Cheese whey is produced in the cutting and cooking of curd. Cheese whey, which is a protein and lactose rich byproduct of the cheese industry, is very biodegradable (>99%) with very high organic content (up to a COD of 70 kg m 3) and low alkalinity content (2.5 kgm 3 as CaCO3)
There are generally three types of whey:
- sweet whey, which is generated when enzymes, principally rennet, are used to coagulate the milk. Sweet whey typically contains 0.6–0.9% soluble protein, up to 0.3% fat and large quantities of lactose (up to 5%). The pH value of sweet whey from cheddar cheese manufacturing is generally 5.1-5.3;
- acid whey, which is generated when acid is used to coagulate the milk, for example in the production of cottage cheese. Acid whey typically contains the same proportion of soluble proteins as sweet whey, but less fat and somewhat less lactose (4.5%), since some of the lactose is converted to lactic acid. It has a low pH value, between 4.5 and 4.7;
- salt whey, which is the product expressed during the pressing of salted cheese curd, such as in the manufacturing of cheddar cheese. This whey should be collected separately from other types of whey.

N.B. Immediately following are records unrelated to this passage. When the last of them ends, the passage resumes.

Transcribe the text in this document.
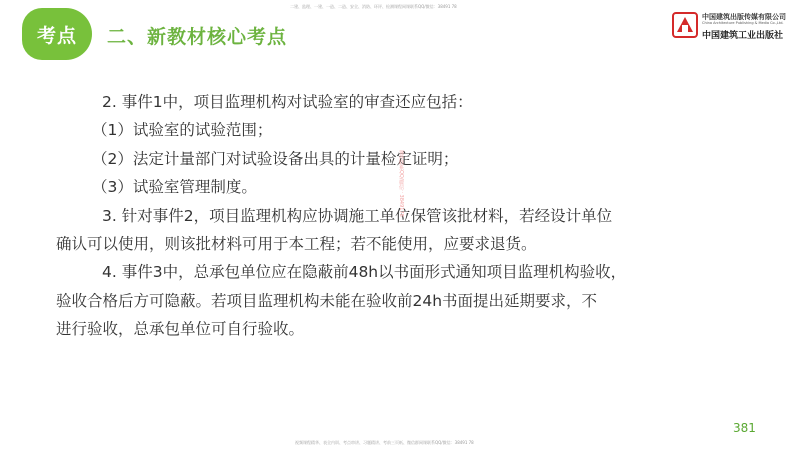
考点 二、新教材核心考点
二建、监理、一建、一造、二造、安全、消防、环评、检测课程网课联系QQ/微信：38491 78
中国建筑出版传媒有限公司
China Architecture Publishing & Media Co.,Ltd.
中国建筑工业出版社

2. 事件1中，项目监理机构对试验室的审查还应包括：

（1）试验室的试验范围；

（2）法定计量部门对试验设备出具的计量检定证明；

（3）试验室管理制度。

3. 针对事件2，项目监理机构应协调施工单位保管该批材料，若经设计单位

确认可以使用，则该批材料可用于本工程；若不能使用，应要求退货。

4. 事件3中，总承包单位应在隐蔽前48h以书面形式通知项目监理机构验收，

验收合格后方可隐蔽。若项目监理机构未能在验收前24h书面提出延期要求，不

进行验收，总承包单位可自行验收。

课件联系QQ/微信：3849178
381
视频课程精华、表全内训、考点串讲、习题精讲、考前三页纸、微信群网课联系QQ/微信：38491 78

Cheese whey the whey is normally fed to pigs or cows. This is a low-cost solution but the price obtained for whey, after transport costs are considered, is often only a very small fraction of the cost of the original milk.
Due to high organic content and biodegradability of cheese whey, anaerobic digestion is one the most appropriate treatment method for whey and it can be applied to existing facilities.